No matter how sick the ALS made his father, the elder Saunders always managed to make it to every game to cheer on his son. After his death on April 7, 2011, Saunders was determined to get back in the net.
"I wanted to go out there and play for him," said Saunders, who kneels by the post before every game and shares a few words with his father. "The year before that my mom was diagnosed with breast cancer, so it was a rough two years there, but it made me stronger. I know he's still looking down on me and he probably had the best seats in the house for the championship."
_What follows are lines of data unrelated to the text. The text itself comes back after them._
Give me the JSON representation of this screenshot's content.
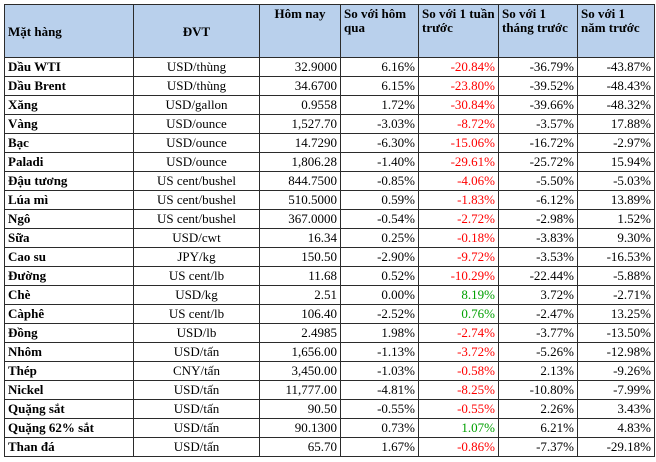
{
  "headers": {
    "name": "Mặt hàng",
    "unit": "ĐVT",
    "today": "Hôm nay",
    "vs_yesterday": "So với hôm qua",
    "vs_week": "So với 1 tuần trước",
    "vs_month": "So với 1 tháng trước",
    "vs_year": "So với 1 năm trước"
  },
  "rows": [
    {
      "name": "Dầu WTI",
      "unit": "USD/thùng",
      "today": "32.9000",
      "day": "6.16%",
      "week": "-20.84%",
      "month": "-36.79%",
      "year": "-43.87%"
    },
    {
      "name": "Dầu Brent",
      "unit": "USD/thùng",
      "today": "34.6700",
      "day": "6.15%",
      "week": "-23.80%",
      "month": "-39.52%",
      "year": "-48.43%"
    },
    {
      "name": "Xăng",
      "unit": "USD/gallon",
      "today": "0.9558",
      "day": "1.72%",
      "week": "-30.84%",
      "month": "-39.66%",
      "year": "-48.32%"
    },
    {
      "name": "Vàng",
      "unit": "USD/ounce",
      "today": "1,527.70",
      "day": "-3.03%",
      "week": "-8.72%",
      "month": "-3.57%",
      "year": "17.88%"
    },
    {
      "name": "Bạc",
      "unit": "USD/ounce",
      "today": "14.7290",
      "day": "-6.30%",
      "week": "-15.06%",
      "month": "-16.72%",
      "year": "-2.97%"
    },
    {
      "name": "Paladi",
      "unit": "USD/ounce",
      "today": "1,806.28",
      "day": "-1.40%",
      "week": "-29.61%",
      "month": "-25.72%",
      "year": "15.94%"
    },
    {
      "name": "Đậu tương",
      "unit": "US cent/bushel",
      "today": "844.7500",
      "day": "-0.85%",
      "week": "-4.06%",
      "month": "-5.50%",
      "year": "-5.03%"
    },
    {
      "name": "Lúa mì",
      "unit": "US cent/bushel",
      "today": "510.5000",
      "day": "0.59%",
      "week": "-1.83%",
      "month": "-6.12%",
      "year": "13.89%"
    },
    {
      "name": "Ngô",
      "unit": "US cent/bushel",
      "today": "367.0000",
      "day": "-0.54%",
      "week": "-2.72%",
      "month": "-2.98%",
      "year": "1.52%"
    },
    {
      "name": "Sữa",
      "unit": "USD/cwt",
      "today": "16.34",
      "day": "0.25%",
      "week": "-0.18%",
      "month": "-3.83%",
      "year": "9.30%"
    },
    {
      "name": "Cao su",
      "unit": "JPY/kg",
      "today": "150.50",
      "day": "-2.90%",
      "week": "-9.72%",
      "month": "-3.53%",
      "year": "-16.53%"
    },
    {
      "name": "Đường",
      "unit": "US cent/lb",
      "today": "11.68",
      "day": "0.52%",
      "week": "-10.29%",
      "month": "-22.44%",
      "year": "-5.88%"
    },
    {
      "name": "Chè",
      "unit": "USD/kg",
      "today": "2.51",
      "day": "0.00%",
      "week": "8.19%",
      "month": "3.72%",
      "year": "-2.71%"
    },
    {
      "name": "Càphê",
      "unit": "US cent/lb",
      "today": "106.40",
      "day": "-2.52%",
      "week": "0.76%",
      "month": "-2.47%",
      "year": "13.25%"
    },
    {
      "name": "Đồng",
      "unit": "USD/lb",
      "today": "2.4985",
      "day": "1.98%",
      "week": "-2.74%",
      "month": "-3.77%",
      "year": "-13.50%"
    },
    {
      "name": "Nhôm",
      "unit": "USD/tấn",
      "today": "1,656.00",
      "day": "-1.13%",
      "week": "-3.72%",
      "month": "-5.26%",
      "year": "-12.98%"
    },
    {
      "name": "Thép",
      "unit": "CNY/tấn",
      "today": "3,450.00",
      "day": "-1.03%",
      "week": "-0.58%",
      "month": "2.13%",
      "year": "-9.26%"
    },
    {
      "name": "Nickel",
      "unit": "USD/tấn",
      "today": "11,777.00",
      "day": "-4.81%",
      "week": "-8.25%",
      "month": "-10.80%",
      "year": "-7.99%"
    },
    {
      "name": "Quặng sắt",
      "unit": "USD/tấn",
      "today": "90.50",
      "day": "-0.55%",
      "week": "-0.55%",
      "month": "2.26%",
      "year": "3.43%"
    },
    {
      "name": "Quặng 62% sắt",
      "unit": "USD/tấn",
      "today": "90.1300",
      "day": "0.73%",
      "week": "1.07%",
      "month": "6.21%",
      "year": "4.83%"
    },
    {
      "name": "Than đá",
      "unit": "USD/tấn",
      "today": "65.70",
      "day": "1.67%",
      "week": "-0.86%",
      "month": "-7.37%",
      "year": "-29.18%"
    }
  ],
  "colors": {
    "header_bg": "#b9d0ec",
    "negative": "#ff0000",
    "positive": "#00a000"
  }
}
With their victory over the weekend, UMBC enters the national title hunt as one of the hottest teams in the field, with seven straight victories and a defense that hasn't given up more than one goal in those wins.
With another year of eligibility, Caringi is excited about the continuing growth of Saunders — a player he firmly believes can play professionally. From watching the 12-year-old lose badly to now helping lead a dark-horse contender — and overcoming life's toughest obstacles in the process — Caringi knows this isn't the end.
"He's a success story because he's a local kid that just worked his way up," Caringi said. "He wasn't given anything, [and] he just got better and better and better. The story is not over that's for sure."